A criatividade litúrgica não se situa na criação da novidade que impressiona ou é usada unicamente para provocar emoções na linha do sentimentalismo. Criativo, no contexto teológico e na Pastoral da Liturgia, não é aquele que inventa moda nas celebrações, agindo individualmente, fundamentando-se na teoria de “o povo gosta”. A criatividade litúrgica tem a finalidade de ajudar a celebrar melhor para conduzir os celebrantes ao encontro de Deus e ao compromisso com o seu projeto divino. Por isso, a “criatividade litúrgica”, como a Igreja a entende, requer conhecimento profundo da Teologia Litúrgica. Criatividade não combina com infidelidade às normas litúrgicas e nem aborrece a assembléia com encenações, ritos exóticos, cantorias e excesso de símbolos. A criatividade na Liturgia jamais extrapola, ao contrário, sempre favorece a oração e a compreensão do que se celebra.
A criatividade litúrgica não se preocupa em “inventar para atrair” e para agradar os celebrantes, mas em se servir da palavra, da música, dos gestos, do silêncio... de todo o processo da comunicação litúrgica, em suma, para favorecer nos celebrantes a sintonia com Deus, em clima de oração e, para isso, não se serve de linguagens conotativas do teatro, de palestras intermináveis, de shows e de outros pendulicários.
Serginho Valle
Abril de 2019



6 de abr. de 2019

A Eucaristia é "fractio panis"

Um bom modo para compreender a Eucaristia encontra-se num dos seus primeiros nomes: “fracio Panis”. No início da história da Igreja, o nome dado à Missa, à celebração da Eucaristia, era “fractio panis”. Termo latino que se traduz como “fração do pão”.
            O rito da “fractio panis”, na nossa Liturgia Eucarística, acontece pouco antes do rito da Comunhão Eucarística e é acompanhado pela invocação do Cordeiro de Deus. Trata-se de um rito litúrgico cantado — nem sempre respeitado em nossas celebrações — que descreve aquilo que o gesto da fração do pão representa: Jesus é o Cordeiro de Deus que oferece seu corpo para ser partilhado, repartido entre nós. É um gesto que descreve o sentido profundo da Eucaristia como doação da vida divina, que se reparte, que é partilhada, para que todos se tornem um só corpo em Cristo Jesus.
Um gesto tão importante nem sempre com a valorização que deveria ter nos ritos da Missa porque muitos padres o fazem com os celebrantes realizando o rito da paz; proclamam o Cordeiro de Deus sem a fração do pão e com o padre fazendo a genuflexão preparatória para apresentar o Corpo e o Sangue de Jesus aos celebrantes. Em resumo: um amontoado de ritos que perdem seu sentido na pressa.

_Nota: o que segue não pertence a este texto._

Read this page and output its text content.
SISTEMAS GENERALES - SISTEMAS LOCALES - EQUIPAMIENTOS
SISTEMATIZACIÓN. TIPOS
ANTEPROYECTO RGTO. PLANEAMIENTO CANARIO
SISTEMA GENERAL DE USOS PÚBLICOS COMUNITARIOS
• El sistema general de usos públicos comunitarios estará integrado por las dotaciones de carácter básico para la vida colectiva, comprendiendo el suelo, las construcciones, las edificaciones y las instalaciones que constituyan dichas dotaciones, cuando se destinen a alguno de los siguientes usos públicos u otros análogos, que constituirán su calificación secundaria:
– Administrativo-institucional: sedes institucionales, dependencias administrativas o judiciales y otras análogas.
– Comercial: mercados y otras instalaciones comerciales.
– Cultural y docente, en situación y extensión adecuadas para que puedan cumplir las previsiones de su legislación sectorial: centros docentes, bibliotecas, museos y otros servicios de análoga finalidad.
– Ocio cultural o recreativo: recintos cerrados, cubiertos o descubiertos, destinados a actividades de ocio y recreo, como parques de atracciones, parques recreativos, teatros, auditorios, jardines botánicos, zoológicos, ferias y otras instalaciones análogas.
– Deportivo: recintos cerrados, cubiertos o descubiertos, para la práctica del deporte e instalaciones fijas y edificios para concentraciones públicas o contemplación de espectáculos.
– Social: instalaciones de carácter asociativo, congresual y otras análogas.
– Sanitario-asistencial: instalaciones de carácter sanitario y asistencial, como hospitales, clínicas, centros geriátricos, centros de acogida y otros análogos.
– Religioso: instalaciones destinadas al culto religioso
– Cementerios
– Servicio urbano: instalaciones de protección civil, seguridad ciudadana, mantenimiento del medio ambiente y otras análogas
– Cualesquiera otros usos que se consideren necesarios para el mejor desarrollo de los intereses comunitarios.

O que era a “fractio panis”?
            A “fractio Panis”, nos tempos antigos, era um gesto familiar que Jesus transformou em sacramento da doação da própria vida. Antes de qualquer refeição familiar, o pai de família tomava o pão em suas mãos, dava graças pelo alimento que Deus concedia à sua família, fruto do seu trabalho, partia o pão e entregava à sua esposa, aos filhos e a quem participava da mesa. Em sua família, Jesus via este gesto realizado por São José. Depois da morte de José, Jesus tornou-se o encarregado familiar para realizar o rito. Um rito que, possivelmente, ele também celebrou muitas vezes com seus discípulos e discípulas. Na Última Ceia, o gesto da “fractio Panis” foi transformado em gesto sacramental memorial.

Eucaristia como partilha da vida divina
A Eucaristia torna-se mais bem compreendida a partir do pão, que é o fruto do trabalho humano, como diz a oração da apresentação das oferendas; pão que serve para alimentar a vida humana. A fração do pão representa — no sentido de re+presente, isto é, de tornar presente — a partilha da vida. Aquele pão que é fruto do trabalho de todos que participam da comunidade celebrativa Eucarística, torna-se santificado pela presença de Jesus e, deste modo, santifica e une todos que participam do mesmo altar.
Com o mesmo gesto diário de repartir o pão em nossas mesas, não somente nos tempos Bíblicos, mas no nosso hoje, Jesus colocou ali a sua vida, para que o pão repartido no altar seja alimento divino para a vida humana.
Com este mesmo gesto, a Eucaristia alcança as mesas de nossas casas, fazendo com que o simples gesto do pai e da mãe que colocam o pão na mesa para ser repartido em família, torne toda refeição momento de ação de graças a Deus. Eis um sentido que deveríamos recuperar em nossas comunidades, ajudando as famílias a compreender a Eucaristia como rito da família de Deus que comunga a mesma vida divina e, de outro lado, favorecer a compreensão que cada refeição em família é momento “Eucarístico”, momento de ação de graças a Deus porque ali se partilha o pão, partilha-se a vida.
Deste modo, repetindo, um dos melhores modos para compreender a Eucaristia é a partir de um dos seus primeiros nomes: “fractio panis”. Como canta a poesia da música de Pe. Zezinho,scj: “somos a Igreja do pão, do pão repartido, do abraço e da paz”.